Report from the National Kidney Registry

The American Journal of Transplantation has published (early, online) a report detailing some of the successes of the National Kidney Registry with long, non-simultaneous chains:

Chain Transplantation: Initial Experience of a Large Multicenter Program, by
M. L. Melcher, D. B. Leeser, H. A. Gritsch, J. Milner, S. Kapur, S. Busque, J. P. Roberts, S. Katznelsonf, W. Bry, H. Yang, A. Lu, S. Mulgaonkar, G. M. Danovitch, G. Hil, and J. L. Veale.

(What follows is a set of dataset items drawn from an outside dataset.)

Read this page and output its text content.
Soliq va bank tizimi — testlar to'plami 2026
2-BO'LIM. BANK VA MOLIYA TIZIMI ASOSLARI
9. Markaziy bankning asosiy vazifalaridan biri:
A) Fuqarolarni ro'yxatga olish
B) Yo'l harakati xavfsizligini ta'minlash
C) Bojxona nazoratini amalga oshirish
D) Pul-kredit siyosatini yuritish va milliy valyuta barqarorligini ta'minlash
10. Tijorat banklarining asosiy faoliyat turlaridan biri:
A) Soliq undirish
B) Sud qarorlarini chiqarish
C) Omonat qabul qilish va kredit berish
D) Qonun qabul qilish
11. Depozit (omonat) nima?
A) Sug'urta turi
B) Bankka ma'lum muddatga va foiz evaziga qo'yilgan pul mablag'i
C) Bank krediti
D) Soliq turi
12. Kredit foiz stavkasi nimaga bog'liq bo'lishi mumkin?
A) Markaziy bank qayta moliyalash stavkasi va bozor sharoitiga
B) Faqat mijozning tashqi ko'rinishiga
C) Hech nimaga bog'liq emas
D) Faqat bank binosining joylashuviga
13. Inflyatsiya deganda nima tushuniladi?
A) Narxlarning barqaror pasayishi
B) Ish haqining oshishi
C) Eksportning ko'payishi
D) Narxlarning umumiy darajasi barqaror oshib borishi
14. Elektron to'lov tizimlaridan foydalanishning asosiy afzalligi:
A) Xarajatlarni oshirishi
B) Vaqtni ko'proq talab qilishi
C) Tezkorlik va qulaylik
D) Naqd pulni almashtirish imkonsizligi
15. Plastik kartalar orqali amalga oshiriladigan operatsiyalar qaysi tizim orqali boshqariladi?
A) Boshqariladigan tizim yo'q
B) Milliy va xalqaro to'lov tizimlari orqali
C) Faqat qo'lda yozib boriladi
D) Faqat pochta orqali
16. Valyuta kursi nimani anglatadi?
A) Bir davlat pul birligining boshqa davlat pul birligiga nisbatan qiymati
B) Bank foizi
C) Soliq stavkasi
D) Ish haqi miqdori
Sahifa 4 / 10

"The first 54 chains facilitated 272 transplantations between February 14, 2008 and June 29, 2011.
...
"These first 272 transplants were completed in 40 months and were part of 54 chains that averaged 5.0 transplants long.
...
"In the NKR experience many bridge donors remained motivated and donated months after their intended recipients’ transplantation. One bridge donor even donated more than 1-year afterwards.
...
"The longest chain involved 21 recipients and 21 donors.
...
"There were seven broken chains due to bridge donors becoming unavailable. Unlike traditional paired donation where the consequences of a donor ‘backing-out’ are devastating, in chain transplantation, the next recipient does not suffer ‘irreparable harm’ as they have not lost their willing incompatible donor and can participate in a new exchange when the transplants are carried out sequentially."